Express boats service stop business since 1 Jun 2015.

Land

Marudi is now has a connection road to Miri which only need about 1.5 hours to reach Miri City. But there's still a ferry need to passby at Sungai Baram, Ridan. The ferry fee just reduced from RM15.00 to RM1.00 per one way after the Chief Minister of Sarawak announced atDewan Undangan Negeri Sarawak in April 2015.

Tourism


Baram Regional Museum at Marudi (formerly known as Fort Hose).
The main tourist attraction in the town is "Fort Hose". Fort Hose was a wooden fort built during the Brooke administration. The fort was named after an ethnographer and a photographer Charles Hose.
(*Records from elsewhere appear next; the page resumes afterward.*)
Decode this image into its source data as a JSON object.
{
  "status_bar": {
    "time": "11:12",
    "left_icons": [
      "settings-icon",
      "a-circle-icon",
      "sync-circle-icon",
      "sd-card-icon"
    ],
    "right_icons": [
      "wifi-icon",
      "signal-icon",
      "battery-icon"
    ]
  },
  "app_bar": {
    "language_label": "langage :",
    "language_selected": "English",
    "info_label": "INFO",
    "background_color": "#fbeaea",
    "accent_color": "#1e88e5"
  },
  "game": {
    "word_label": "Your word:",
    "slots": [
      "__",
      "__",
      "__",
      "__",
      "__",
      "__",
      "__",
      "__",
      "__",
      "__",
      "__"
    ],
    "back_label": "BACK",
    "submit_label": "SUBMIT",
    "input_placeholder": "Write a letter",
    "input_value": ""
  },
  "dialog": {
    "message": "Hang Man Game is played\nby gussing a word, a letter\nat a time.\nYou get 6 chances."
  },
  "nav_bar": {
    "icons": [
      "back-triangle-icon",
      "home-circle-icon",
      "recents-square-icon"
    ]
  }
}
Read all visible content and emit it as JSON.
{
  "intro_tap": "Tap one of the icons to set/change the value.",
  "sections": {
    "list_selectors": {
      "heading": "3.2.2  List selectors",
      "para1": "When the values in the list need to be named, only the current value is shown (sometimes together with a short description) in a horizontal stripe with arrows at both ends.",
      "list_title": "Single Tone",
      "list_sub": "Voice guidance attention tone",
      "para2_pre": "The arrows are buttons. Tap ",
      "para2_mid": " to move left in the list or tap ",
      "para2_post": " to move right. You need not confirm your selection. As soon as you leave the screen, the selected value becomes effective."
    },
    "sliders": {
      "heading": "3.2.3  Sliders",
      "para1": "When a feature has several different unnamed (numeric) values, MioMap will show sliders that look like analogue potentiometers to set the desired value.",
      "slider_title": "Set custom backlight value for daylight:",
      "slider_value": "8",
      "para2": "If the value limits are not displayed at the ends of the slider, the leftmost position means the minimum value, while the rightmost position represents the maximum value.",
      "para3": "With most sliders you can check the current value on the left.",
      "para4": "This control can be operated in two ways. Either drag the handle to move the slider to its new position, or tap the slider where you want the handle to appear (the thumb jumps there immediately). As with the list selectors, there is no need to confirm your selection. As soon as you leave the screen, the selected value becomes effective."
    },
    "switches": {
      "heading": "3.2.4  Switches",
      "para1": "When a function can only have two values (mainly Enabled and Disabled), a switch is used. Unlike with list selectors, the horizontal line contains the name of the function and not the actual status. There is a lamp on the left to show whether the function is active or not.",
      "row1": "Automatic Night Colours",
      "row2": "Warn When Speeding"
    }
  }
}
The fort was later converted into a museum which houses some ethnographic photographs, local textiles, handicrafts, and ceremonial items. The museum is accessible from Jalan Fort which is 10 minutes from the main bazaar.[7]

Marudi Landmark (Baram Regatta Statue)

Marudi Tua Pek Gong Temple

Foods in Marudi


Marudi Kueh Tiaw
The most famous food in Marudi is the Marudi Kueh Tiaw. It can be found in every Chinese Restaurant in Marudi Town area. Compared with other place's Kueh Tiaw in Malaysia, Marudi Kueh Tiaw is more thick and taste more unique. Marudi Handmade Bread is also one of a must-try food in Marudi, it can be found in Ah Pong Cafe which just located beside Marudi Town Square. Since Marudi is a riverside-town, so you can found out that there's lots different type river fishes here. The most famous river-food in Marudi are Belidah fish (fish ball/fish cake), Tapah Fish, Tutu Fish and also the famous Bighead Prawn (udang galah). You can taste these all the river-foods at some restaurants here. If you have problems with the location, do not feel hesitate to ask the local people, they're willing to guide you because small town people are always friendly.